Die Fanszene des 1. FC Magdeburg drückte im Nachgang des Anschlags auf den Magdeburger Weihnachtsmarkt am 20. Dezember 2024 ihre Anteilnahme aus. In der Stadt wurden Spruchbänder der FCM-Fans verteilt, die den Opfern und Angehörigen gewidmet waren. An der Sternbrücke kam es deshalb zu einem Polizeieinsatz. (Faszination Fankurve, 07.01.2024)

Faszination Fankurve dokumentiert die Pressemitteilung der Fanhilfe Magdeburg vom 7. Januar 2025:
[grau]Unverhältnismäßig und pietätlos: Polizei-Einsatz an der Sternbrücke
Die tragischen Ereignisse vom 20. Dezember haben Magdeburg tief erschüttert. In diesen schweren Tagen herrschte eine Atmosphäre der Trauer und Solidarität. Auch die aktive Fanszene des 1. FC Magdeburg wollte ihre Anteilnahme zeigen – mit Spruchbändern, die den Opfern und Angehörigen gewidmet waren. Während diese Geste an vielen Orten mit Dankbarkeit aufgenommen wurde, kam es an der Magdeburger Sternbrücke zu einem völlig überzogenen Polizeieinsatz, der uns wütend und fassungslos zurücklässt.
Am Sonntag nach den Ereignissen verbrachten Mitglieder der aktiven Fanszene des 1. FC Magdeburg den gesamten Tag in kalten Hallen, um die Spruchbänder zu gestalten. Es war ihre stille und respektvolle Art, den Opfern zu gedenken, der Trauer Ausdruck zu verleihen und allen Helfern zu danken. Am selben Tag wurden die Spruchbänder an verschiedenen Orten in Magdeburg angebracht – unter anderem an den Krankenhäusern in Olvenstedt und an der Universitätsklinik. Dort wurden sie mit großer Dankbarkeit aufgenommen. Krankenhauspersonal und sogar Polizeibeamte applaudierten, drückten ihre Anerkennung aus und hielten die Geste mit ihren Smartphones fest.
An der Sternbrücke, wo ein weiteres Spruchband mit der Aufschrift „In tiefer Trauer“ über der Elbe angebracht wurde, eskalierte die Situation ohne erkennbaren Grund. Trotz der großen Entfernung zum viel befahrenen Schleinufer und ohne erkennbare Gefahr rückte ein massives Polizeiaufgebot an. Neben dem bayrischen USK aus Bamberg waren auch Einsatzkräfte aus Brandenburg vor Ort – insgesamt rund 15 Fahrzeuge.

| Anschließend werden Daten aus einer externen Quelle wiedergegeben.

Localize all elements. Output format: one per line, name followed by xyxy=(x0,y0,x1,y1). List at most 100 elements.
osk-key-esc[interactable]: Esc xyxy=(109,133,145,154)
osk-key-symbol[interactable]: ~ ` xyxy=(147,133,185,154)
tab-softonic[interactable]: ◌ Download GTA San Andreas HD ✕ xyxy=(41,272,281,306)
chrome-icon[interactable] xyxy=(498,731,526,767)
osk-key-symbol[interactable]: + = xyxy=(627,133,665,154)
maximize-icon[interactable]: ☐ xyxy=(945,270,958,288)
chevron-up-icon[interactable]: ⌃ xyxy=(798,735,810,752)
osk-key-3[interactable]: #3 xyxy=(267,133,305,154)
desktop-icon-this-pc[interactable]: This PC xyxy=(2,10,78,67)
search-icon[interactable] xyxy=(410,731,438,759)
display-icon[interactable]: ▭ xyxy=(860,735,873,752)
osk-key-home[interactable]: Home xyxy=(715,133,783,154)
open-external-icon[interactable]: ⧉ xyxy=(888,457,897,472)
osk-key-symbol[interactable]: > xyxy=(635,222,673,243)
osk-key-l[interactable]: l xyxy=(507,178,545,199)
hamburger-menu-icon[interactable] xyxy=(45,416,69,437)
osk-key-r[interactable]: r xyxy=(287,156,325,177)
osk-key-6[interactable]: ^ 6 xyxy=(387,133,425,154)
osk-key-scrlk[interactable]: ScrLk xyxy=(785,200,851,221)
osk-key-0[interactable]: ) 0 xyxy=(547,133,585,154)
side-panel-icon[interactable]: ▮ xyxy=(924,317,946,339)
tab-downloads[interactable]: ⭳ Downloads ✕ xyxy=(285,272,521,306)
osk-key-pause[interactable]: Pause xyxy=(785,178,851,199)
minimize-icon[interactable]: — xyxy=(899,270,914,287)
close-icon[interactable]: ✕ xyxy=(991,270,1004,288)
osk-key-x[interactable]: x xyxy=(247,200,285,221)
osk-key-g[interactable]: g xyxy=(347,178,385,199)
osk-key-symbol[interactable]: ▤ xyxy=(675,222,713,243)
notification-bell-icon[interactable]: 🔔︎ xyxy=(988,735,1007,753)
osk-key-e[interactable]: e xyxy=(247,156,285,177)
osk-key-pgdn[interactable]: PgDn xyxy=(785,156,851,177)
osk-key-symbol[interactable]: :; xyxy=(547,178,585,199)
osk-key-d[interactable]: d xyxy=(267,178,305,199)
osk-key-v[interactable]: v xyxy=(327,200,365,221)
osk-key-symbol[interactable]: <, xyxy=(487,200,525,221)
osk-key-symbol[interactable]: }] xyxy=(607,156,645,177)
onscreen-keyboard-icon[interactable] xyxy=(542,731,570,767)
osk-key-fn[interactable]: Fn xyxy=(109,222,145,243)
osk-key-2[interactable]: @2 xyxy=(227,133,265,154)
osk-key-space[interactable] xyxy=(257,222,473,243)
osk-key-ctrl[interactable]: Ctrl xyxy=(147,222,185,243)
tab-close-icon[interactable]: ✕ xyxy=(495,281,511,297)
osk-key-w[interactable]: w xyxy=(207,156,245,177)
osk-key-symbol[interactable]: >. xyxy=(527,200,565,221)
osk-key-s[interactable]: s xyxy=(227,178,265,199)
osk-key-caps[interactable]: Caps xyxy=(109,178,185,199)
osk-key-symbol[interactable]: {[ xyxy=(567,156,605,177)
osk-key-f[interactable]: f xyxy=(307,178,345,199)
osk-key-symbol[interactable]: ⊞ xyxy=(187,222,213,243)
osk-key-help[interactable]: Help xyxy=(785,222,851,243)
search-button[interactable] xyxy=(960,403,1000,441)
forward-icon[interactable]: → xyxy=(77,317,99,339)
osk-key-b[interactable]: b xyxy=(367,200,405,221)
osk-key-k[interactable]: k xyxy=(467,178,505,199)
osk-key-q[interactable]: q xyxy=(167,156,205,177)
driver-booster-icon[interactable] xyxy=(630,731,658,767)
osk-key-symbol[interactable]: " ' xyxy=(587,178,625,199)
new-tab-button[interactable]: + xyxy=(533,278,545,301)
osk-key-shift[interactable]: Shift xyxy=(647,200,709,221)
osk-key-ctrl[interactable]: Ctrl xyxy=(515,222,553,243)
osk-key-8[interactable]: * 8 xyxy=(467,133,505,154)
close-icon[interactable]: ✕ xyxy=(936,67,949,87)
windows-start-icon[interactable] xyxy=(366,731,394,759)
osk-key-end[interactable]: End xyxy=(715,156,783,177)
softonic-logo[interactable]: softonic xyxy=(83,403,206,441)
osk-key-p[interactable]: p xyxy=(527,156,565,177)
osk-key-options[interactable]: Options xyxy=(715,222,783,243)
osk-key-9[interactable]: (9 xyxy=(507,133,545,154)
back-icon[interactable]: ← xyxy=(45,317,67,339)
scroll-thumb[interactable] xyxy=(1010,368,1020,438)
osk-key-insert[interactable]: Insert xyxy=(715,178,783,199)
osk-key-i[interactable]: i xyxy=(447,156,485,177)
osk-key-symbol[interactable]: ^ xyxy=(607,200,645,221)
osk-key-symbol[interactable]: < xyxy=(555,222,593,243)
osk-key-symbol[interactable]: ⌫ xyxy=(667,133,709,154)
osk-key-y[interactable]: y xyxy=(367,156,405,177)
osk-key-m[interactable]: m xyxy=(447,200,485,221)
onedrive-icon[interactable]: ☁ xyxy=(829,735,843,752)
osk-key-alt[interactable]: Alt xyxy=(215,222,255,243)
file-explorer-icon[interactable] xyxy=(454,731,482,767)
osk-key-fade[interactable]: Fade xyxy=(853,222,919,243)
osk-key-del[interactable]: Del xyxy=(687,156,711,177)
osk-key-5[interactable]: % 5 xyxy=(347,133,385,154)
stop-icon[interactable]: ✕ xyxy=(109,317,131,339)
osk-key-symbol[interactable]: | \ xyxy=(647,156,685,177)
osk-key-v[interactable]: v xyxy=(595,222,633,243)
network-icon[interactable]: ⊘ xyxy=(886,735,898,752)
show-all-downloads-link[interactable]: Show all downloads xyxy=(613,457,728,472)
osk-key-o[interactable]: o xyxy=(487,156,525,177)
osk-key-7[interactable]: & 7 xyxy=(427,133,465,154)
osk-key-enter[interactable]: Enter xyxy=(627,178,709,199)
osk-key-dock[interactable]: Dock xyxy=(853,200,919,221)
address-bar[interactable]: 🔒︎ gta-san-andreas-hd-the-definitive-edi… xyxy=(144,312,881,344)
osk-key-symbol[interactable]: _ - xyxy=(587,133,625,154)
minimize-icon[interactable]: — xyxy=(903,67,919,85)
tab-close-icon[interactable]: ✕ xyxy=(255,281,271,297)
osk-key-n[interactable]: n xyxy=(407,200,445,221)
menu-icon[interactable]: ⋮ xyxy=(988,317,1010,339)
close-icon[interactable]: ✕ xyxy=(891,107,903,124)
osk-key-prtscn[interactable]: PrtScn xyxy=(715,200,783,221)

Die Beamten nahmen die Personalien der Anwesenden auf, sprachen Platzverweise aus und entfernten das Spruchband. Dieses wurde schließlich an den ebenfalls vor Ort anwesenden Staatsschutz übergeben. Die Begründung? Zunächst wurde eine „politische Botschaft“ vermutet, später hieß es, das Spruchband könne eine Gefahr für den Straßenverkehr darstellen. Diese Unterstellungen sind nicht nur absurd, sondern angesichts des Anlasses schlicht pietätlos. Während an den Krankenhäusern die Geste als Ausdruck von Solidarität begrüßt wurde, führte sie an der Sternbrücke zu einem verstörenden und völlig unverhältnismäßigen Polizeieinsatz. Dieses Vorgehen macht uns wütend. Der Einsatz war unangemessen, respektlos und zeigt einmal mehr, dass die hiesige Polizei offensichtlich immer wieder große Schwierigkeiten mit einer realistischen Einschätzung von Situationen hat.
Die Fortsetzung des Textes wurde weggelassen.